Просыпается он при первых лучах солнца, задолго до нее. Наваливает сучья на едва тлеющие под золой угли, ставит на огонь чайник, берет ружье и уходит. Спустившись к реке, снимает одежду — грязную рваную рубашку с рюшами и обтрепавшиеся голубые штаны — и ныряет в воду. Холод обжигает его и прогоняет уныние. Он бодро натягивает на мокрое тело одежду и идет среди зарослей вязов, терновника и птичьей вишни в том направлении, куда бежали вчера волы. Осторожно, потому что львы хоть и сыты, но все еще где-то поблизости, начинает он поиски. Отойдя немного от лагеря, он замечает первых грифов и лезет на дерево, чтобы оглядеть окрестность. В траве на поляне, там, где заросли редеют, лежит туша вола с нелепо задранными вверх ногами. Две львицы с довольным урчаньем продолжают обгладывать останки, неподалеку дремлет лев, то и дело встряхивая своей огромной гривой, чтобы прогнать мух. Второго вола не видно, нет даже признаков.
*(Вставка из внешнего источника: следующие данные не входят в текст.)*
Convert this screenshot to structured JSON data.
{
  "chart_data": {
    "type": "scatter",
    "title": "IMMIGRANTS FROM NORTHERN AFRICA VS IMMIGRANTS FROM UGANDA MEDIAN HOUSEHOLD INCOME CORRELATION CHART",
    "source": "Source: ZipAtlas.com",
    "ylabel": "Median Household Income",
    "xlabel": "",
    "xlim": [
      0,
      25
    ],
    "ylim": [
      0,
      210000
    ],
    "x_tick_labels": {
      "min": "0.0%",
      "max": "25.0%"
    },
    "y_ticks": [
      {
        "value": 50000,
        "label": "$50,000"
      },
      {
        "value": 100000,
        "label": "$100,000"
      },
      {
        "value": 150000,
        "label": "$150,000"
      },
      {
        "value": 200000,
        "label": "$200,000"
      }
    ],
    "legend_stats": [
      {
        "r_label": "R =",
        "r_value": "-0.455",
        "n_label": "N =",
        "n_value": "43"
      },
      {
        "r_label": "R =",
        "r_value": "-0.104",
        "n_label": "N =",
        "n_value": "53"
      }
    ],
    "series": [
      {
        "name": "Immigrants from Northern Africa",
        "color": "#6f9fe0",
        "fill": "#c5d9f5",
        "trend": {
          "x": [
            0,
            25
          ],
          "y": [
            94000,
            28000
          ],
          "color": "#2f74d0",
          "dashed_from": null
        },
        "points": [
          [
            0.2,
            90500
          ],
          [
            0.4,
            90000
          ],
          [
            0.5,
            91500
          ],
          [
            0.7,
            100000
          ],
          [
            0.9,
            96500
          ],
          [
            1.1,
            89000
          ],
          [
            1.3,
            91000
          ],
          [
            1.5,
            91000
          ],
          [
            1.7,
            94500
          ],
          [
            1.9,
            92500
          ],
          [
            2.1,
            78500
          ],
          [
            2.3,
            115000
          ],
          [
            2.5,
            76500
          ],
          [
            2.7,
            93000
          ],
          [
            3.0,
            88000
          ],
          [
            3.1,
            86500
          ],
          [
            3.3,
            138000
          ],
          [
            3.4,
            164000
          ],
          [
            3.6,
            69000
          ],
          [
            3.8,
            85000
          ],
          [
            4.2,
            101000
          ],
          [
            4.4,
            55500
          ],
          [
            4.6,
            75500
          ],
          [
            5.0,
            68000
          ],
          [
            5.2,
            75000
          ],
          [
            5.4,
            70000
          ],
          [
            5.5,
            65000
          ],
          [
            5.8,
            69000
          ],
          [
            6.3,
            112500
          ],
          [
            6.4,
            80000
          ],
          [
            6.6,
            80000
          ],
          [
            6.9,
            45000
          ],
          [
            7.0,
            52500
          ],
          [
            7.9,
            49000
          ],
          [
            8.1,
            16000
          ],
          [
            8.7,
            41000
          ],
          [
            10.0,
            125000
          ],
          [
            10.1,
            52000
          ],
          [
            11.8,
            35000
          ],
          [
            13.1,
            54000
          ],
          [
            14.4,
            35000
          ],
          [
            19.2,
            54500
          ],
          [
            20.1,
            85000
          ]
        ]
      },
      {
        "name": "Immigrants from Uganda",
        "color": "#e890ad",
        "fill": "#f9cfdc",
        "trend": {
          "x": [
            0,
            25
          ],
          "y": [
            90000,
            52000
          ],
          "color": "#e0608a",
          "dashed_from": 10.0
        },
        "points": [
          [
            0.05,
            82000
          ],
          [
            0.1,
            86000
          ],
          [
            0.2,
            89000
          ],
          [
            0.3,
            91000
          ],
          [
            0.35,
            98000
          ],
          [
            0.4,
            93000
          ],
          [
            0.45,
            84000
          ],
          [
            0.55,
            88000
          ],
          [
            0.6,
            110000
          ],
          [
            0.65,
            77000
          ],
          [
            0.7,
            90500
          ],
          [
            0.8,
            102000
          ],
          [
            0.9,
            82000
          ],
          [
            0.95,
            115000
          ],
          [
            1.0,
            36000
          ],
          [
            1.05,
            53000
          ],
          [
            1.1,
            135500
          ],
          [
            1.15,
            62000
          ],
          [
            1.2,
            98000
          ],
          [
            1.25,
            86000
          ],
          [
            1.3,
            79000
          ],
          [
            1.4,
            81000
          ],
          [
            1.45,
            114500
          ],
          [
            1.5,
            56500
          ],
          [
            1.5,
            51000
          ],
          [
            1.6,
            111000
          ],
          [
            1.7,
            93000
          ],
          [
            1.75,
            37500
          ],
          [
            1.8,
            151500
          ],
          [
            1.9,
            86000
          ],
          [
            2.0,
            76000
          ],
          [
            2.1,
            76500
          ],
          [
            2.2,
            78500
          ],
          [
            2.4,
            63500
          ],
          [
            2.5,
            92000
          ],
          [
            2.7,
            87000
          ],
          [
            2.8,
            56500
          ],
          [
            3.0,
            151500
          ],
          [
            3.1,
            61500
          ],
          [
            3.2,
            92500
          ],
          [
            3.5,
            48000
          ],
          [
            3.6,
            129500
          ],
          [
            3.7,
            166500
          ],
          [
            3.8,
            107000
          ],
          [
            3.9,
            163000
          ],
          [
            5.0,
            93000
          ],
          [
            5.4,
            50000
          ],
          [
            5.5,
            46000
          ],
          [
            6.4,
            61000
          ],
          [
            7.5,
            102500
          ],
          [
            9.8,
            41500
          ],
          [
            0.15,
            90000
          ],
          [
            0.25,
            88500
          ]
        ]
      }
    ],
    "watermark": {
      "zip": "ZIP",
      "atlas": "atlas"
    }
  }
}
Теперь Адам вглядывается в пейзаж уже с надеждой, пытаясь обнаружить следы: вдруг встретится навозная лепешка, сломанные ветки, примятая трава или отпечатки копыт… Когда он наконец находит то, чего искал, он не дает воли радости. Кто знает, может быть, вол убежал слишком далеко и его уже не найти. Он терпеливо идет по следу, удовлетворенно хмыкая всякий раз, как его надежда получает подкрепление. По дороге он то сорвет и съест сочный мясистый лист, то корень, клубень, какую-нибудь ягоду, плод, а их в это время года всюду великое изобилие. Но всякий раз, остановившись на минуту, он вспоминает — со стыдом, таясь от самого себя — вчерашний разговор с Элизабет. В ярком, беспощадном свете дня он испугался того, что наговорил ей вечером, того, что говорила ему она. Что с ним случилось, почему он раскрыл перед ней так много? Наверное, виной всему темнота и близость львов, угрызения совести, оттого что он слишком уж часто ее унижал, и ее беззащитность, и его порыв помочь ей, утешить, оградить. Но зря он поддался порыву, это опасно, это ошибка, нельзя ее повторять.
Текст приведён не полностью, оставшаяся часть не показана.